Imagine Windows without DirectX, it would become the number one business application framework.

Troll!

Oh, and SDL

No no no no no …
SDL wraps X Windows, and other libs
I mean a thin layer lib that communicates directly with hardware even if X server, and other sound libs are not installed.

There has be some debate over that issue, some would like to see openGL as part of a core level and maybe get away from x-windows way of doing things.

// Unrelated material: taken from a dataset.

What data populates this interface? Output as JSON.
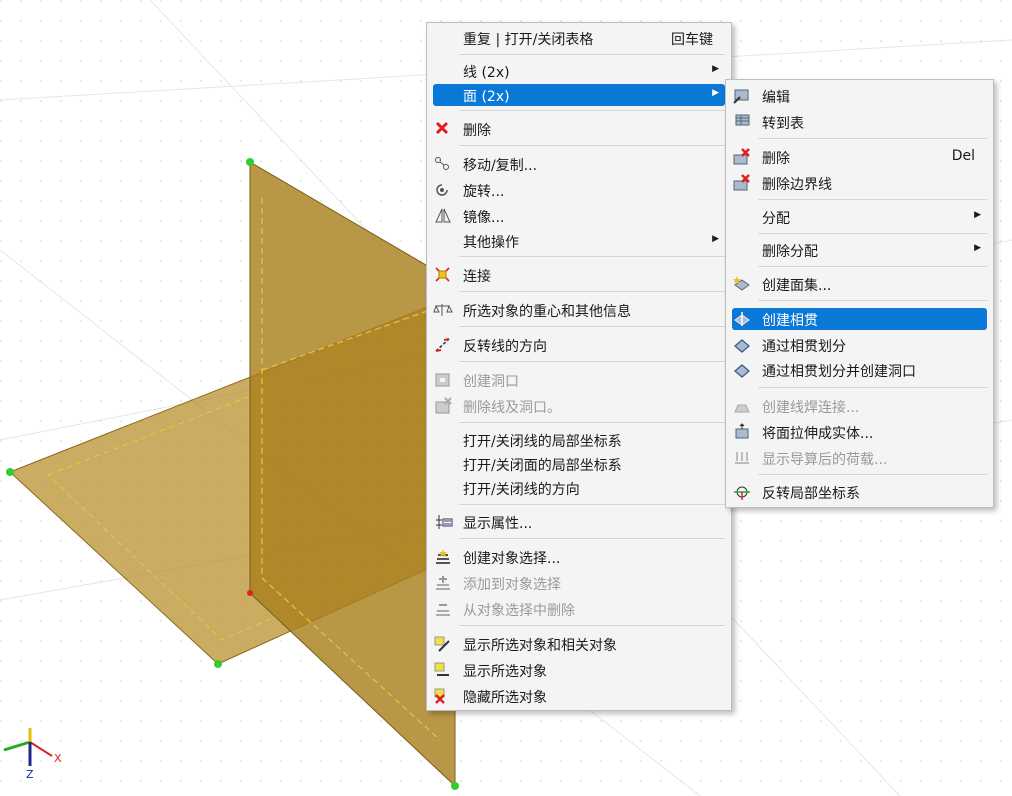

Originally posted by Micro$oft:
[b]No no no no no …
SDL wraps X Windows, and other libs
I mean a thin layer lib that communicates directly with hardware even if X server, and other sound libs are not installed.

[/b]

I don’t understand this. Do you mean DirectX doesn’t use windows or any calls to the windowing system part of win32? OpenGL has nothing to do with X, glX does. And writing a glx-like module wich doesn’t use X but still has HW acceleration and all will simply repeat code allready present in X. And what would be the benefit of all this anyway (besides wasting coding time which could be spent in way more crucial things)?

www.directfb.org

OpenGL can work without X or any type of windowing system installed at all. It just makes it harder to bring OGL up and that is why people use X to setup OGL. I remember years ago playing OGL games in linux w/o X.

DX only works on windows because it depends on the win kernel and its window mangament. DX is alot more unstable then OGL, and that is why a version comes out every 6 months.

DirectFB AFAIK is just a light X implementation based on the framebuffer, it has nothing to do with GL. DirectFBGL is the GL implementation for DirectFB and as it says on the page its ripped off DRI code.

The best way to get communicate directly to X is through x86 Assembly

If you use DRI, then OpenGL will bypass the X protocol and directly access the hardware (except you are accessing a remote X server over network).

And, DirectX also doesn’t work without the windows GUI being installed. So there is no real difference between SDL and DirectX. Both use the windowing system to create windows (or fullscreen, which is technically nearly the same) and then let you access the graphics hardware directly (with OpenGL for SDL and Direct3D for DirectX).

Do you really think DirectX communicates with hardware directly without a middle layer? It also works on top of the window system, a graphics driver and a sound driver, just like SDL (with X11 being the windows system, DRI being the graphics driver and e.g. ALSA being the sound driver).

Originally posted by Micro$oft:
[b]No no no no no …
SDL wraps X Windows, and other libs
I mean a thin layer lib that communicates directly with hardware even if X server, and other sound libs are not installed.

[/b]

Do you think directx is thin as you say ? and do you think directx could communicate with hardware if you don’t install your hardware drivers ?
Concerning the other sound libs which are not installed, how to use them if they are not ?? well directx is a set of libraries unfortunately… and can’t do well things if you don’t install your graphic card or your sound card… just use directx in 640*480 16 colors with no sound, to play a game… how many will work ??

but maybe I misunderstood what you said…

Originally posted by Micro$oft:
The only thing Linux lacks of is a multimedia SDK, that supports OpenGL direct rendring without going through the ugly old X Windows calls.
Imagine Windows without DirectX, it would become the number one business application framework.

i see… thanks!

Originally posted by zen:
DirectFB AFAIK is just a light X implementation based on the framebuffer, it has nothing to do with GL. DirectFBGL is the GL implementation for DirectFB and as it says on the page its ripped off DRI code.

No, DirectFB is not an X implementation.

And once you got things up and running (ie. DFB/DFBGL) it’s indeed very easy to query a GL context using IDirectFBSurface::GetGL
(that’s it, no stupid GLX, WGL, AGL, PGL or whatever other wiggle-type library)

/me’s still hoping for DirectFB to become the new standard for graphics on Linux, it rocks.